4. Ask for information about your medicines in terms you can understand—both when your medicines are prescribed and when you get them:
What is the medicine for?
How am I supposed to take it and for how long?
What side effects are likely? What do I do if they occur?
Is this medicine safe to take with other medicines or dietary supplements I am taking?
What food, drink, or activities should I avoid while taking this medicine?
5. If you are in a hospital, consider asking all health care workers who will touch you whether they have washed their hands. Handwashing can prevent the spread of infections in hospitals.
6. When you are being discharged from the hospital, ask your doctor to explain the treatment plan you will follow at home. This includes learning about your new medicines, making sure you know when to schedule follow-up appointments, and finding out when you can get back to your regular activities.
It is important to know whether or not you should keep taking the medicines you were taking before your hospital stay. Getting clear instructions may help prevent an unexpected return trip to the hospital.

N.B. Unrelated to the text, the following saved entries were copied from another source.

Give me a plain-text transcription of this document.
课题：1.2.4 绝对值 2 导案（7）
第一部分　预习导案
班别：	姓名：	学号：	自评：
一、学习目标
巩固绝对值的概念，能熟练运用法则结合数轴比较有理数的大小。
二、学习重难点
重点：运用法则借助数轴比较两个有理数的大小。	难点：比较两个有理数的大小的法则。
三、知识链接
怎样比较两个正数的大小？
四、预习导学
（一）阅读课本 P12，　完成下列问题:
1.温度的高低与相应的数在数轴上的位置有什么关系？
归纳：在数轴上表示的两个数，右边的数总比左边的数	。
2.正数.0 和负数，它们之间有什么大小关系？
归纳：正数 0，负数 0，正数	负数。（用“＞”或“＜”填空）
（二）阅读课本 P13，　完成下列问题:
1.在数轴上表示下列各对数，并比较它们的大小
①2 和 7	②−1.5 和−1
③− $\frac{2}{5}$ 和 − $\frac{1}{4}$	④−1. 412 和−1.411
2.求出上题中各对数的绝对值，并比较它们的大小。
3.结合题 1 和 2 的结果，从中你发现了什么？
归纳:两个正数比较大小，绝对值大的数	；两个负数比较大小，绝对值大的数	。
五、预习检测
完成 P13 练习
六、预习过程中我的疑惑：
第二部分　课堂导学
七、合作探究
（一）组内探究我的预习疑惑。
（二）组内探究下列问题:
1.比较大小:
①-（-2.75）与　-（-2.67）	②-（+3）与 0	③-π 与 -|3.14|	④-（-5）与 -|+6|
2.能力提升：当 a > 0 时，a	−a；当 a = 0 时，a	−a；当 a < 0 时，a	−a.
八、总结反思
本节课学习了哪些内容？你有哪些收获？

7. If you are having surgery, make sure that you, your doctor, and your surgeon all agree on exactly what will be done.
8. If you have a choice, choose a hospital where many patients have had the procedure or surgery you need. Research shows that patients tend to have better results when they are treated in hospitals that have a great deal of experience with their condition.
9. Speak up if you have questions or concerns. You have a right to question anyone who is involved with your care.
10. Make sure that someone, such as your primary care doctor, coordinates your care. This is especially important if you have many health problems or are in the hospital.
11. Make sure that all your doctors have your important health information. Do not assume that everyone has all the information they need.
12. Ask a family member or friend to go to appointments with you. Even if you do not need help now, you might need it later.
13. Know that “more” is not always better. It is a good idea to find out why a test or treatment is needed and how it can help you. You could be better off without it.
14. If you have a test, do not assume that no news is good news. Ask how and when you will get the results.
15. Learn about your condition and treatments by asking your doctor and nurse and by using other reliable sources. For example, treatment options based on the latest scientific evidence are available from the Effective Health Care Web site (http://www.effectivehealthcare.ahrq.gov/options). Ask your doctor if your treatment is based on the latest evidence.
 Agency for Healthcare Research and Quality; September 2011.